Peste de Justinien dans l'antiquité, peste noire au Moyen-Âge, peste mondiale dans les années 1890-1910... La plus effrayante des pandémies fait des ravages depuis la nuit des temps (voir encadré). Et cette nuit est encore plus profonde qu'on le pensait jusqu'ici.
Une équipe scientifique a en effet identifié la maladie comme cause de la mort sur des corps inhumés dans la région de Samara (Russie), entre Moscou et la frontière kazakhe, depuis 3.800 ans. « Cela repousse de 1.000 ans l'âge supposé de la peste bubonique », expliquent-ils dans une étude publiée vendredi dans la revue Nature Communications.
Cette équipe composée de douze chercheurs (*) a montré que les corps retrouvés avaient succombé à la bactérie Yersinia pestis, la même souche que celle qui provoquera par la suite les grandes épidémies. « Cette souche est la plus ancienne séquencée à ce jour qui contienne les facteurs de virulence considérés comme caractéristiques de la peste bubonique », confirment-ils dans un communiqué publié par l'Institut Max-Planck d'histoire de l'humanité à Iéna (Allemagne).
Cela montre qu'à l'Âge du bronze - l'époque où sont mortes ces deux personnes -, « il y avait au moins deux lignées de la peste circulant de manière contemporaine » en Eurasie.
On estime que la Peste de Justinien, qui a frappé l'Europe et l'Orient aux VIe et VIIIe siècles, a fait entre 25 et 100 millions de morts - des textes anciens font état de 5.000 morts par jour dans la seule ville de Constantinople. Au Moyen-Age, sous le nom de Peste noire, elle a décimé en cinq ans (1347-1352) de 30 à 50 % de la population européenne, faisant près de 25 millions de victimes.
Dernière grande pandémie, la peste de Chine est partie de Hong Kong en 1984 avant de toucher 77 ports sur les cinq continents. Madagascar, le Japon et le Portugal furent atteints en 1899, Sydney et San Francisco l'année suivante, puis Java en 1910, Ceylan en 1914, et la France en 1920. On lui attribue une dizaine de millions de morts.
Restait à savoir à quelle époque Yersinia pestis a acquis la capacité à survivre chez les puces, qui s'avèrent les vecteurs de transmission à l'homme. Le décodage du génome du bacille qui a tué ces deux ancêtres des Russes a permis de dire que c'était y a quelque 4.000 ans.
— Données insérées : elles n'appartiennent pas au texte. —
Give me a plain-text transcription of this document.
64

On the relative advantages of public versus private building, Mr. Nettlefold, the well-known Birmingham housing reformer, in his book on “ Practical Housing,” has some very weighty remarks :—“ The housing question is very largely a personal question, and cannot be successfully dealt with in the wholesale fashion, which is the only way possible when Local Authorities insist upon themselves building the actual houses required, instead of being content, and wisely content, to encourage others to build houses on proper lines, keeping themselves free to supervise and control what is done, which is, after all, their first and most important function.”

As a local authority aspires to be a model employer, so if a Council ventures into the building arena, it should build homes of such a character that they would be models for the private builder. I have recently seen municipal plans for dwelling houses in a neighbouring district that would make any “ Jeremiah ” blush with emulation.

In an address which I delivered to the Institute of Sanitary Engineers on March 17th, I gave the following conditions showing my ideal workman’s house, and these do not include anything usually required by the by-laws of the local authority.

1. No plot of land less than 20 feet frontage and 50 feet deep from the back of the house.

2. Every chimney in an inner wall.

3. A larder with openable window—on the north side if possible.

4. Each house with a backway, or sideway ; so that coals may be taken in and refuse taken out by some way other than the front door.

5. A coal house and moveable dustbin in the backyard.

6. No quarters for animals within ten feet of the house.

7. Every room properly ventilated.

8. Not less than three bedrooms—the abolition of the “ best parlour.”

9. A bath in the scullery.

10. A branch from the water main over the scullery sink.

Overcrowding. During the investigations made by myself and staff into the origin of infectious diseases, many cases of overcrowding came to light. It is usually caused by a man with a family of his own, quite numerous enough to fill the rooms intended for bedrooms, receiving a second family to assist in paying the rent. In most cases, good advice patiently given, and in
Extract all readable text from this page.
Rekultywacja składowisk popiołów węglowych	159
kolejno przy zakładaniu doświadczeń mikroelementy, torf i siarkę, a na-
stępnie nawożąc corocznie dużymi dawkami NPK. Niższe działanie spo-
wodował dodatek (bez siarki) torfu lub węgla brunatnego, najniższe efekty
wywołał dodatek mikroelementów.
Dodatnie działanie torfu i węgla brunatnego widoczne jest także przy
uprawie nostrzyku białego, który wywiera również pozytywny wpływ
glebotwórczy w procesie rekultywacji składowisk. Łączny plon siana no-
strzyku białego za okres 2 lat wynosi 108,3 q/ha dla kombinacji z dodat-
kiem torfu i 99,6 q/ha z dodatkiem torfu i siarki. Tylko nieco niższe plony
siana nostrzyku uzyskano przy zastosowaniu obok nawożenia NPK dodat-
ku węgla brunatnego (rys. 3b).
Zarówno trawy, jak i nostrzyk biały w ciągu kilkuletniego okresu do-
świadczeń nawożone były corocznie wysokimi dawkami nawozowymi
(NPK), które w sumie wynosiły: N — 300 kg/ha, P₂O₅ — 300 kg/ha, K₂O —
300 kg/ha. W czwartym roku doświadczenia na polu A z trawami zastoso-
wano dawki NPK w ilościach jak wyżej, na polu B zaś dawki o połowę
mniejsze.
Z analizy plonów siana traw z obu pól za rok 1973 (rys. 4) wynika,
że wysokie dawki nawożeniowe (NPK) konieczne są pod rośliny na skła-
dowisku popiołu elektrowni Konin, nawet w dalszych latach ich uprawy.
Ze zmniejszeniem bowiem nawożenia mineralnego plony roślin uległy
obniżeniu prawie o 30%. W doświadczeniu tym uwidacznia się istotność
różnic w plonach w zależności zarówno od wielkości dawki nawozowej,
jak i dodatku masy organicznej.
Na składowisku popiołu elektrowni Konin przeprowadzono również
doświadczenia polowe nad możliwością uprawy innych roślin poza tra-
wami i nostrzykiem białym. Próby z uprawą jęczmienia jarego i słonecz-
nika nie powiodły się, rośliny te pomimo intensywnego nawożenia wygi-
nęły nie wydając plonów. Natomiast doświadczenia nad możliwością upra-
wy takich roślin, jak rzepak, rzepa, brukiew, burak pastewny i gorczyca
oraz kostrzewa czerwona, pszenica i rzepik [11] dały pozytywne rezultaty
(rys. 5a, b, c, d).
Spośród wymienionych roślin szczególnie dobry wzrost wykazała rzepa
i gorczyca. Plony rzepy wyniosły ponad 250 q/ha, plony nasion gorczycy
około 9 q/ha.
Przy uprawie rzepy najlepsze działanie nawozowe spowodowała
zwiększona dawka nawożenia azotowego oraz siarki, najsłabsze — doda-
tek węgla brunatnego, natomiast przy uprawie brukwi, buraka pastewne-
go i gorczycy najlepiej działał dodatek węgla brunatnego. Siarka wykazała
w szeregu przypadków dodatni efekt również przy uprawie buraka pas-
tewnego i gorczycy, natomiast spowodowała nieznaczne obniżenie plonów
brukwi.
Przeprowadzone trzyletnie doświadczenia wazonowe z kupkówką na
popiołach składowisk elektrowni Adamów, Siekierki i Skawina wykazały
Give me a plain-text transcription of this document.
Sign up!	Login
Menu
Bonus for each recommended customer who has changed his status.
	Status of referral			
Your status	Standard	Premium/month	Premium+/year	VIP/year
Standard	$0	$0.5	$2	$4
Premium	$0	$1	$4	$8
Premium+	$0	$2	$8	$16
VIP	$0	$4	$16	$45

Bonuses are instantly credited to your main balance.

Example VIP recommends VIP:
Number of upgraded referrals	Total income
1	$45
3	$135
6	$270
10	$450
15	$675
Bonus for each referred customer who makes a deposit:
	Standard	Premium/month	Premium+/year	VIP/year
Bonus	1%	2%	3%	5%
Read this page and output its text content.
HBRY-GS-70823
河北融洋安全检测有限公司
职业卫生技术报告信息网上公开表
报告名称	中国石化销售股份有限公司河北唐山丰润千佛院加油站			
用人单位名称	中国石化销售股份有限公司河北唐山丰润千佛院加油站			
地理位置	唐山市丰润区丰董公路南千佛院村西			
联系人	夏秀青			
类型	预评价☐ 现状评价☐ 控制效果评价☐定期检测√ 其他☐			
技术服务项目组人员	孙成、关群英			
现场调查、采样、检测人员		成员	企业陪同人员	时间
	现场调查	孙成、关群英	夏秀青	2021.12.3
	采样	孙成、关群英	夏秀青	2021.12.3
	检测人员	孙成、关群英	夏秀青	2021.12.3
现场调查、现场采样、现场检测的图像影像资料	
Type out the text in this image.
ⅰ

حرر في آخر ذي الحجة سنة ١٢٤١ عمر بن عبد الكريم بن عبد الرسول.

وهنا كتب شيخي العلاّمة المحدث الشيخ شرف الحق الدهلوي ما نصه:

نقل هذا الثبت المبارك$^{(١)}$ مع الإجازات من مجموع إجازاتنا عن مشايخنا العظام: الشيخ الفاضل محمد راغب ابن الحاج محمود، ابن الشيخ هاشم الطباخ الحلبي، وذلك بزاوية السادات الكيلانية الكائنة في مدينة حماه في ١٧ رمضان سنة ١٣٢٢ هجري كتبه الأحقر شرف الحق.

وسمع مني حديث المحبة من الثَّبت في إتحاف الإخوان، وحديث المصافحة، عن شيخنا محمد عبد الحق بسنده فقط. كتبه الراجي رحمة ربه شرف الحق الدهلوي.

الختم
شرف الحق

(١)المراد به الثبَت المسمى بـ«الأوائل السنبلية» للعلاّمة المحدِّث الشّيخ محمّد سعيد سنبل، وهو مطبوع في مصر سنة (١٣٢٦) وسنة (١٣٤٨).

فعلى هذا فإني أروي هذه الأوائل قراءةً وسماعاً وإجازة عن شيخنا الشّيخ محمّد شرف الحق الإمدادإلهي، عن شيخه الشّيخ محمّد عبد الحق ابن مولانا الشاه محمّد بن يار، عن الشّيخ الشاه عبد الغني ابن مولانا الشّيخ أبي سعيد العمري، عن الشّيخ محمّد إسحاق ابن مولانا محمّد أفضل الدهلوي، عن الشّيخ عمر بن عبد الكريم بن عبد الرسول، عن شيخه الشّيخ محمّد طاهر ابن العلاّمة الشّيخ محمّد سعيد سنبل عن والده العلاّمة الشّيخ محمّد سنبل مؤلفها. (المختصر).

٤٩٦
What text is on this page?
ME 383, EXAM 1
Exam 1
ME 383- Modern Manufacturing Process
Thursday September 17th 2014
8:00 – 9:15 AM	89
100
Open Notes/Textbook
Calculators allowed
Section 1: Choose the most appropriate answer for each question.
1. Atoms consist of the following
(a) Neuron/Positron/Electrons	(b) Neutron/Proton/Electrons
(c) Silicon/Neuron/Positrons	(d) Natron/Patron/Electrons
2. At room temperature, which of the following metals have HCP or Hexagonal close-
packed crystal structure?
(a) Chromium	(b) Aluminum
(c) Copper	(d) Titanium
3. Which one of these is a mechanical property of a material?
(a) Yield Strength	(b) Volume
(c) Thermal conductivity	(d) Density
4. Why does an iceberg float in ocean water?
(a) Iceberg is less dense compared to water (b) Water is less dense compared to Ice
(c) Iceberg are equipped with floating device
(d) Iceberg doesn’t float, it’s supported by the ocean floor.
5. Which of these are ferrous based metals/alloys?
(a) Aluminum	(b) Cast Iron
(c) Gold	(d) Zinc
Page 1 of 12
Un fléau toujours pas éradiqué
La peste, un fléau du passé ? Malheureusement non. Le chercheur américain Thomas Butler a recensé 21.725 cas de peste dans le monde entre 2000 et 2009 dont 1.612 mortels, principalement dans « des pays africains touchés par la pauvreté et les troubles civils », la République démocratique du Congo en tête. De 2010 à 2015, l'OMS a dénombré 3.248 nouveaux cas, dont 584 mortels.
Et tout récemment encore, en août 2017, l'organisation mondiale de la Santé (OMS) a lancé une alerte sur l'épidémie de peste « sans précédent » qui a frappé Madagascar faisant 124 morts au moins. Si les épidémies antérieures étaient surtout liées à la peste bubonique (transmise par la piqûre de puces infectées, NDLR) en milieu rural, celle de 2017 était liée à la peste pulmonaire en milieu urbain transmise de personne à personne.
La peste demeure une maladie particulièrement dangereuse avec un taux de létalité de 30 % à 60 % dans sa forme bubonique. En l'absence de traitement, elle s'avère presque toujours mortelle dans sa forme pulmonaire.
(*) Maria A. Spyrou, Rezeda I. Tukhbatova, Chuan-Chao Wang, Aida Andrades Valtueña, Aditya K. Lankapalli, Vitaly V. Kondrashin, Victor A. Tsybin, Aleksandr Khokhlov, Denise Kühnert, Alexander Herbig, Kirsten I. Bos & Johannes Krause.